Shares of Decatur, Ill.-based Archer Daniels Midland Co., the nation’s biggest ethanol maker, have been trading at 52-week highs in recent weeks. They gained another 26 cents yesterday to close at $36.93 on the New York Stock Exchange. Shares of Pacific Ethanol, which plans to open its first plants this year, nearly doubled in January, the same month that President Bush touted ethanol in his State of the Union speech. Its shares fell 30 cents yesterday to close at $33.00 on the Nasdaq Stock Market.

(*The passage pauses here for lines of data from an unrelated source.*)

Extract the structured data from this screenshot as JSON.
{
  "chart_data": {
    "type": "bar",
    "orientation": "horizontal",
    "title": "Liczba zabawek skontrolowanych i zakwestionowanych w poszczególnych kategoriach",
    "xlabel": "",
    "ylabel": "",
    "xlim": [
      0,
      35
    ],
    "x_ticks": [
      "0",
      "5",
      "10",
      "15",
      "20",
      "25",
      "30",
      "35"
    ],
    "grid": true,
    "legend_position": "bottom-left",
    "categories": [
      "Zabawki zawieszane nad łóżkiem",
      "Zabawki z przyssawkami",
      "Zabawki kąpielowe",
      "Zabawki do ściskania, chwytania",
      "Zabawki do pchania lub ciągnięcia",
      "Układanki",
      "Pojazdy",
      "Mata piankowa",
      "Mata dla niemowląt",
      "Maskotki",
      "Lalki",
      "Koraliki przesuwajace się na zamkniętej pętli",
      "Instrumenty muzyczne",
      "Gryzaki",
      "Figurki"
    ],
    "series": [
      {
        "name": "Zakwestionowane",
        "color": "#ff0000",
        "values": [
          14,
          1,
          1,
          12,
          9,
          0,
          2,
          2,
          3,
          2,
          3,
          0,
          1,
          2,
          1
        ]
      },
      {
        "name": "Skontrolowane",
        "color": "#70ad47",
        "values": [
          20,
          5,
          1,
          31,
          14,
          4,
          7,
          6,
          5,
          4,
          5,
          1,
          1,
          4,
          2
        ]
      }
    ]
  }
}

Pacific Ethanol, based in Fresno, Calif., should be making a profit by next year, said Paul Resnik, an analyst with Dutton Associates, an equity research firm based in El Dorado Hills, Calif.

“Their first plant is still in the future, but the long-term strategy is sound,” he said.

Andersons stock has been rising since 2001, when it traded below $8 a share. But the stock really took off in November, when it was trading at about $40 a share, after posting strong earnings from its rail-car operations and announcing plans for a second ethanol plant. Its shares gained an additional $7.33 yesterday to close at $115.03 on the Nasdaq.

Mr. Resnik also warned that alternative-energy company stocks are likely to be volatile.

“These stocks have moved a long way in a short time,” he said.

The cost of ethanol’s main ingredient, corn, can move up and down based on the weather’s effect on the crop. A sharp increase in corn prices would translate to higher production costs for ethanol makers.

Analysts say a drop in oil prices also could cut into the profits of ethanol makers because ethanol’s cost is tied directly to gas prices at the pump. A rush in demand for fuel-efficient cars or a decision to drop government incentives for ethanol also could spell trouble.

“There’s too many factors out of their control,” said Mark Hughes, an analyst with Lafayette Investments in Ashton, Md.

His firm sold its stake in Andersons at the end last month when shares jumped to $78. He noted that the company has yet to give any profit projections on its two ethanol plants under construction.

“I would take a pause and see how it goes,” Mr. Hughes said. “I think the big move has been made already.”

Andersons is investing about $250 million in two ethanol plants in Michigan and Indiana, which will be supplied with corn it already gets from farmers. The plant in Michigan should open in August.

Andersons said April 6 it planned to build a third ethanol plant next to one of its grain elevators in Dunkirk, Ind.

Heather Jones, an analyst with BB&T Capital Markets, predicted that Andersons will maintain “very nice margins for a sustained period.” She lists it as a “buy” with a $96 price target.

“It looks like they will be profitable into the next year or year and a half,” she said. “The economics of ethanol are incredibly compelling at this time.”